Review: Devil’s Due / Cert: 15 / Director: Matt Bettinelli-Olpin, Tyler Gillett / Screenplay: Lindsay Devlin / Starring: Zach Gilford, Alison Miller / Release Date: Out Now
Fears that the found footage film fad had faded appear to be unfounded in the wake of the recent release of the umpteenth entry in the Paranormal Activity franchise, quickly followed by this must-try-harder effort from Bettinelli-Olpin and Gillett, whose contribution to the original V/H/S anthology showed much more promise than this feature-length debut delivers. Devil’s Due superficially looks a sure bet for the Halloween season crowd but on closer inspection it reveals itself to be little better than any number of similar cheapo horrors which lurk unloved in the nether regions of straight-to-DVD world.
It starts off brightly and breezily as loved-up newlyweds Zach (Gilford) and Samantha (Miller) set off on their honeymoon in the Dominican Republic. Naturally enough, they’re filming every minute of it for the delight of future generations. On the last night of their holiday they take a taxi back to their hotel but find themselves taken to a dingy underground nightclub where much illicit booze is quaffed and an unconscious Sam becomes the centrepiece of an eerie supernatural ritual. Back home in the good ol’ US of A the couple’s lives are disrupted by the unexpected news that Sam is pregnant. Family and friends share their joy… and then the creepy stuff starts…
The trouble is, we’ve seen all this creepy stuff before. Devil’s Due manages to build up a decent sense of creeping dread as the audience waits for the first signs of inevitable funny business and we can almost tick them off the list of horror movie clichés – spontaneous nosebleeds, ferocious tempers, suspicious barking dog, demonic eyes, banging and crashing. The ‘found footage’ gimmick itself creaks here like an old barn door and the script has to leap through too many unlikely hoops to maintain its illusion that the story’s all been recorded on Zach’s camera, car park CCTV, supermarket security cameras and the phalanx of secret cameras rigged up around the couple’s house by the mysterious and unexplained cult who have engineered Sam’s unfortunate predicament.
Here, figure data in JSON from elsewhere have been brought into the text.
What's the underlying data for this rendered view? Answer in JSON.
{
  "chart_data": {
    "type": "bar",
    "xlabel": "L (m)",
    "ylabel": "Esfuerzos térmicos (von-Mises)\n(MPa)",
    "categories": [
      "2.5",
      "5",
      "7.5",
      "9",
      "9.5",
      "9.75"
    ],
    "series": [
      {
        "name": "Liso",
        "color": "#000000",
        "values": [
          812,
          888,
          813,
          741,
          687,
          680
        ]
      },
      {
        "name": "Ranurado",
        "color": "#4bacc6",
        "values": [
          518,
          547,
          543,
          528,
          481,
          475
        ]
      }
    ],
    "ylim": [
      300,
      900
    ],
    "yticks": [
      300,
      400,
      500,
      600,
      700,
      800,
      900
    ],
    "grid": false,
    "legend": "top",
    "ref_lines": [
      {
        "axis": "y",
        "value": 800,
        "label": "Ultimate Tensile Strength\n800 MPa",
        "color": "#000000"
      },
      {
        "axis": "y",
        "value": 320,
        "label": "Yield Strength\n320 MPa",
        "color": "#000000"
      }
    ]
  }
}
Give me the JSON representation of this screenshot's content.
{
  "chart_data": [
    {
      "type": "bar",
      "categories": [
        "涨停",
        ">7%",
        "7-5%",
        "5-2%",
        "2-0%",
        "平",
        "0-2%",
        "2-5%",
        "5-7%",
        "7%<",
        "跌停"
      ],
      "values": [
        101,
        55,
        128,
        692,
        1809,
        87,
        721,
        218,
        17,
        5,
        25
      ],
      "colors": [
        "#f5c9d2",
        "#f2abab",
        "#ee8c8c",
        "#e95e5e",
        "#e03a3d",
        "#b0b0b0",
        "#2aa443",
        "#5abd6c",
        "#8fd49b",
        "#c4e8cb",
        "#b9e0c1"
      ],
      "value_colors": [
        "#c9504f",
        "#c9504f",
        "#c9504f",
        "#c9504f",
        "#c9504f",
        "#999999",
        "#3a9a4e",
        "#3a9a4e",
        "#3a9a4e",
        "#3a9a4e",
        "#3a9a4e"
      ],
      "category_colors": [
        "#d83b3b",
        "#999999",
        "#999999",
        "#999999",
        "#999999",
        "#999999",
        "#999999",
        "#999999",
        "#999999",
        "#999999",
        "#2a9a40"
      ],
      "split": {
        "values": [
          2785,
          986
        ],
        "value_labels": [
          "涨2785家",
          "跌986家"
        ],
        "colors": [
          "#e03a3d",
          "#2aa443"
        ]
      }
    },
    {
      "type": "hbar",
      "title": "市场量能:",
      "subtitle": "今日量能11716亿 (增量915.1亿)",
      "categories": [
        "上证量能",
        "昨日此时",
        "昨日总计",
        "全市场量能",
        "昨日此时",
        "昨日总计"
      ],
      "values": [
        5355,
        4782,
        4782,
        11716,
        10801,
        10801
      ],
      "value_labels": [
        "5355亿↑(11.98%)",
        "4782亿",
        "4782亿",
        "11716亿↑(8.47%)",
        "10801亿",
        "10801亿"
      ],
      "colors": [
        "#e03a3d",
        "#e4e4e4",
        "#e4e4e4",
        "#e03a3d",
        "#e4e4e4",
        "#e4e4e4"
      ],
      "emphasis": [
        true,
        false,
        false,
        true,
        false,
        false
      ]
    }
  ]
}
Any fragile subtlety flies out of the window in the last act as Devil’s Due can’t decide whether it wants to be The Exorcist, Rosemary’s Baby or Paranormal Activity, so instead decides to pilfer liberally from all of them. But despite all the blood, the shrieking, the demonic possession and scenes of people flying through the air, Devil’s Due just ain’t scary because it’s doing nothing new with its box of tricks and seems happy to just wheel out familiar clichés with no real idea what to do with them.
To give the film its due though (ha), it passes the time, the performances are better than they really need to be but, like this reviewer, your soul may die just a little at the end at the realisation that a lot has been left unresolved and that the way has been paved for the inevitable sequel. Devil’s Due 2 anyone?